With a couple of months passing since the EU referendum, there are some major concerns as to what EU workers will do in the coming months and years. To start, it is important to note that we aren’t likely to see any major decisions for at least two years as this is the length of the legal process of actually leaving the EU. However, what about in the future?
As mentioned, the UK is still a member until two years after they give notice to the EU which means that EU workers will continue to be free to work and live in the UK. Currently, EU citizens can move to the UK without a visa and vice versa. Of course, there will need to be some preparation if EU citizens want to safeguard their stay.
Firstly, they can apply for a permanent residence if they have been in the UK for five or more years. As soon as they have permanent residence, they will be exempt from general immigration rules. Aside from this, they could also apply for an EEA certificate which allows EU citizens to live and work in the UK. If you’re an employer, you can support your workers by helping them through this application process.

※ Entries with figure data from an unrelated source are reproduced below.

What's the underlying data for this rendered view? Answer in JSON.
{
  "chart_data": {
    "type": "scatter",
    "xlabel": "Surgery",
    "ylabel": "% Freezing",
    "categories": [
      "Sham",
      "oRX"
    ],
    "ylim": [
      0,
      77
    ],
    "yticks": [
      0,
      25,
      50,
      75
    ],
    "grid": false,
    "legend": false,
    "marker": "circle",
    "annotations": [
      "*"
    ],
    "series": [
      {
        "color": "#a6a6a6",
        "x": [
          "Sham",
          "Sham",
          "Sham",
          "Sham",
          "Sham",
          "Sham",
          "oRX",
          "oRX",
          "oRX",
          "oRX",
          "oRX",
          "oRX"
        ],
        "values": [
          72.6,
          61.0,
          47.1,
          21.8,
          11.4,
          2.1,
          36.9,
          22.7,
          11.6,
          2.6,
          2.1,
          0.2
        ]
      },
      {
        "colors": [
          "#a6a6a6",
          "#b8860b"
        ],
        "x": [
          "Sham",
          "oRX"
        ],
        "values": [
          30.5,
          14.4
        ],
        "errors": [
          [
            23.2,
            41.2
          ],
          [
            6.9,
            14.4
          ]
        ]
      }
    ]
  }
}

After holding a permanent resident certificate for over a year, they can then apply to become a British citizen where they can receive a British passport. As an employer, you can provide them with advice and support as this decision will affect their voting, military service, tax, and their family.
In the long-term, it could become hard or even impossible for EU citizens to work in the UK and vice versa. In truth, we could go down the route of Norway where free trade and movement of workers is allowed with a financial contribution. Alternatively, the UK could agree separate deals with individual countries to allow movement of workers and free trade. As soon as the UK leaves the EU, EU citizens will have to comply with the immigration rules that are introduced.
As an employer, you will have to continually provide evidence that you are complying to the rules that have been put in place in order to protect your brand image, relationship with consumers, and even business partnerships. To prepare for the change, all employers should conduct a full review of their company to assess not only what position they are in now but where they will be in the future. If you have employers that are eligible for dual citizenship, this should be done before leaving the EU as it will allow them to travel and work freely without any problems.
So there we have it, there are actions that businesses can take in order to protect their EU workers. Ultimately, it depends on how long they have been in the country as well as the new rules that come into place. In time, we will see what actions are taken but starting the process now may just allow your workers to stay with your company and in the country.